Here are some of the most striking chimneys and ventilation shafts to grace a Barcelona roofline, on Casa Mila or "La Pedrera", one of Gaudi's most famous apartment buildings (so famous that you need to get there for opening time or be swamped by the deluge of tour parties and other visitors).
They look vaguely like Dr. Who's latest adversaries - though how many of them are decorated with fragments of broken plates and champagne bottles?. The humanoid appearance is hardly surprising, since his designs are heavily influenced by organic forms: to the point that (if I understood the exhibitions inside correctly) he did not produce fully worked out plans, rather sketches and concepts, influenced by his observations and studies of trees, shells, animal skeletons and so on.
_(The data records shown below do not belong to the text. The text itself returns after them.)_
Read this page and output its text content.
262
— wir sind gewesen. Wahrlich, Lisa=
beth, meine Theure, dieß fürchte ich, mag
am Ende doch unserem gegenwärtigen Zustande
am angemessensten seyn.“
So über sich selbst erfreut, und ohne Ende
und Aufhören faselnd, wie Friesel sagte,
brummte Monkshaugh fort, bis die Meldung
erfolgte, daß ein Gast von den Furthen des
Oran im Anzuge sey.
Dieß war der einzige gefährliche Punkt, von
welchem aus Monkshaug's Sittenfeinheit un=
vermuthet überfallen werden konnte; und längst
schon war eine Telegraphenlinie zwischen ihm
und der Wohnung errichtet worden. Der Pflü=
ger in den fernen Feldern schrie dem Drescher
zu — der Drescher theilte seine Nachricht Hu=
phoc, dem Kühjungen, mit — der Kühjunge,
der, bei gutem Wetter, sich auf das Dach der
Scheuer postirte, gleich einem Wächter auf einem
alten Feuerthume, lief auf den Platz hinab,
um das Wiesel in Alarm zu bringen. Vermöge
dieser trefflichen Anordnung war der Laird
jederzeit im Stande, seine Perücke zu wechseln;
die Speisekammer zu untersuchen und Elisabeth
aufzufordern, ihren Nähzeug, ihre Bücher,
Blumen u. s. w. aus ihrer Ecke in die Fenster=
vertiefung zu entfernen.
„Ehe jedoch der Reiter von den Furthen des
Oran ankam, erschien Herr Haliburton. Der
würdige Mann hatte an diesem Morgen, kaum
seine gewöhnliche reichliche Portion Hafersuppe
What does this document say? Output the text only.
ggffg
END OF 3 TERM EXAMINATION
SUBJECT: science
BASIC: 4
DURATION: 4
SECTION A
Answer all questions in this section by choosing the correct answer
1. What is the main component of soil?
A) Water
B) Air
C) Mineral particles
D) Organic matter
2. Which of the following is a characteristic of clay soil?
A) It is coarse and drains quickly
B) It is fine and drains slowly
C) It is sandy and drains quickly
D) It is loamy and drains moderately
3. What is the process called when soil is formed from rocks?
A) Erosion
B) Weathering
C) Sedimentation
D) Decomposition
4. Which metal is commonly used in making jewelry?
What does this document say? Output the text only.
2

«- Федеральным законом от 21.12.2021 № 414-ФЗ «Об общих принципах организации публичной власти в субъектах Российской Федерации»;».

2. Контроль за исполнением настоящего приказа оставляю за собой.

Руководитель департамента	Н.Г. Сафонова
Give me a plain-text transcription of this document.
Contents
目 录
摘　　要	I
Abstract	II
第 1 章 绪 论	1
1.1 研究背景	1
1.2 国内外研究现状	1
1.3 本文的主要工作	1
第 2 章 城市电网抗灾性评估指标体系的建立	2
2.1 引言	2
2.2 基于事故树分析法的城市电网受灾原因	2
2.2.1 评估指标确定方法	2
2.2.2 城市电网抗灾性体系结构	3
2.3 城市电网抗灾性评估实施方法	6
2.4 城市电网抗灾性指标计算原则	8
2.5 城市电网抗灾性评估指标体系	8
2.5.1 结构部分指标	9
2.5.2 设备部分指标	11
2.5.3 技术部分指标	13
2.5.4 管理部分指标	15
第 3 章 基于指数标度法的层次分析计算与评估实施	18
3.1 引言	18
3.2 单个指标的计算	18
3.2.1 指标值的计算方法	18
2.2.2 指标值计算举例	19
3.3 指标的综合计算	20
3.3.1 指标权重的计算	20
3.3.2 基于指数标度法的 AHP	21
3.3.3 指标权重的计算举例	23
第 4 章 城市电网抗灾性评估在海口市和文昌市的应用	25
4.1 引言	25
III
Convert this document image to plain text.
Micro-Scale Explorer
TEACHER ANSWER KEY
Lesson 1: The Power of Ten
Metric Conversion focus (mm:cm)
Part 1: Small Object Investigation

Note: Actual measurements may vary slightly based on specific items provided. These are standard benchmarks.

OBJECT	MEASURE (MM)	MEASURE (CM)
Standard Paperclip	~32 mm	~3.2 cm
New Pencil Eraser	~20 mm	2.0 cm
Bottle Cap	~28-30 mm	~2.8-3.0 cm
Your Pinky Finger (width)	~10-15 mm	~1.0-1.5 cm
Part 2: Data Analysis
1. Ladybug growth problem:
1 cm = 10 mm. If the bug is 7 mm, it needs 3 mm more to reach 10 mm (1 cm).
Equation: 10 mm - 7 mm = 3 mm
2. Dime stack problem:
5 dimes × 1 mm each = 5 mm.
The tour stars on the roof, and then you descend to the attic where all this is explained (there's a similar though, as I recall, less exhaustive explanation of all this at his other great creation across the street, the "gingerbread house" Casa Batlló). Much is made of the "catenary arch", the inverted shape of a suspended chain: turn the image of the chain model in this picture upside down, and you have the outline of the structure for one of his churches, complete with its supports, struts and buttresses. And looking the length of the attic, with a succession of arches supporting a single beam is like being in the belly of a whale.
Once you get down to the apartment on show, it all becomes much more conventional, since the (admittedly flexible and flowing) spaces are organised and decorated much more to the tastes of the early twentieth century. What sticks in the mind is the extraordinariness of what's on the roof, as striking a contrast to today's bland office-boxes as it is to the pomposities of its predecessors.